Oil fell after four monthly gains as data signaled a slowdown in China and investors monitored the spread of the delta coronavirus variant.
West Texas Intermediate slipped 0.6%, after climbing 2.6% last week. China’s economic activity continued to ease in July, implying a more steady recovery into the second half as growth risks mount. Minneapolis Federal Reserve President Neel Kashkari said the spread of the delta variant could keep some Americans from looking for work, potentially harming the U.S. rebound.
While futures dipped, traders also monitored an uptick in tensions between Iran and the U.S. Washington has formally blamed Tehran for an attack on an Israel-linked oil tanker, warning of an “appropriate response”. The standoff comes as the two nations are seeking to revive a nuclear accord that, if successful, may pave the way for an end to U.S. sanctions on official Iranian oil flows.

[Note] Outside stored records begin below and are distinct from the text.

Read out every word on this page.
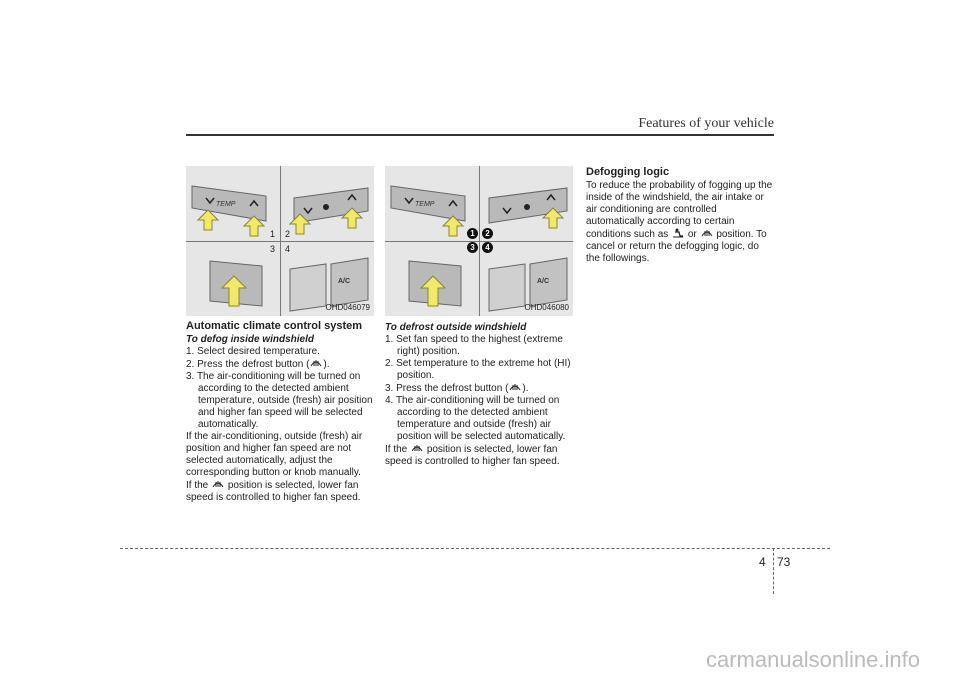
Features of your vehicle
TEMP
A/C
1 2
3 4
OHD046079
Automatic climate control system
To defog inside windshield

1. Select desired temperature.

2. Press the defrost button ( ).

3. The air-conditioning will be turned on according to the detected ambient temperature, outside (fresh) air position and higher fan speed will be selected automatically.

If the air-conditioning, outside (fresh) air position and higher fan speed are not selected automatically, adjust the corresponding button or knob manually.

If the position is selected, lower fan speed is controlled to higher fan speed.

TEMP
A/C
1	2
3	4
OHD046080
To defrost outside windshield

1. Set fan speed to the highest (extreme right) position.

2. Set temperature to the extreme hot (HI) position.

3. Press the defrost button ( ).

4. The air-conditioning will be turned on according to the detected ambient temperature and outside (fresh) air position will be selected automatically.

If the position is selected, lower fan speed is controlled to higher fan speed.

Defogging logic

To reduce the probability of fogging up the inside of the windshield, the air intake or air conditioning are controlled automatically according to certain conditions such as or position. To cancel or return the defogging logic, do the followings.

4 73
carmanualsonline.info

Oil has risen every month this year apart from March as the global economic recovery from the pandemic stoked consumption, although traders remain wary about the threat carried by the disease’s persistence. With activity picking up, stockpiles held at the key Cushing hub in Oklahoma have hit the lowest level since January 2020. Against that backdrop, the Organization of Petroleum Exporting Countries and its allies have followed through with plans to ease supply curbs, with an extra 400,000 barrels a day to be released this month.
PRICES:
WTI for September delivery dropped 0.6% to $73.54 a barrel on the New York Mercantile Exchange at 8:46 a.m. in Singapore.
Brent for October settlement fell 0.7% to $74.91 a barrel on the ICE Futures Europe exchange.
The highly infectious delta variant continues to spread rapidly in parts of Asia, clouding the outlook for mobility. Thailand is set to expand its quasi-lockdown measures to regions that are home to about 40% of the population. China is studying if it’s necessary to give booster shots to groups such as the elderly.
Brent’s prompt timespread was 82 cents a barrel in backwardation, a bullish pattern with near-dated prices trading above later-dated ones. The gap was 88 cents a barrel on the first trading day of July.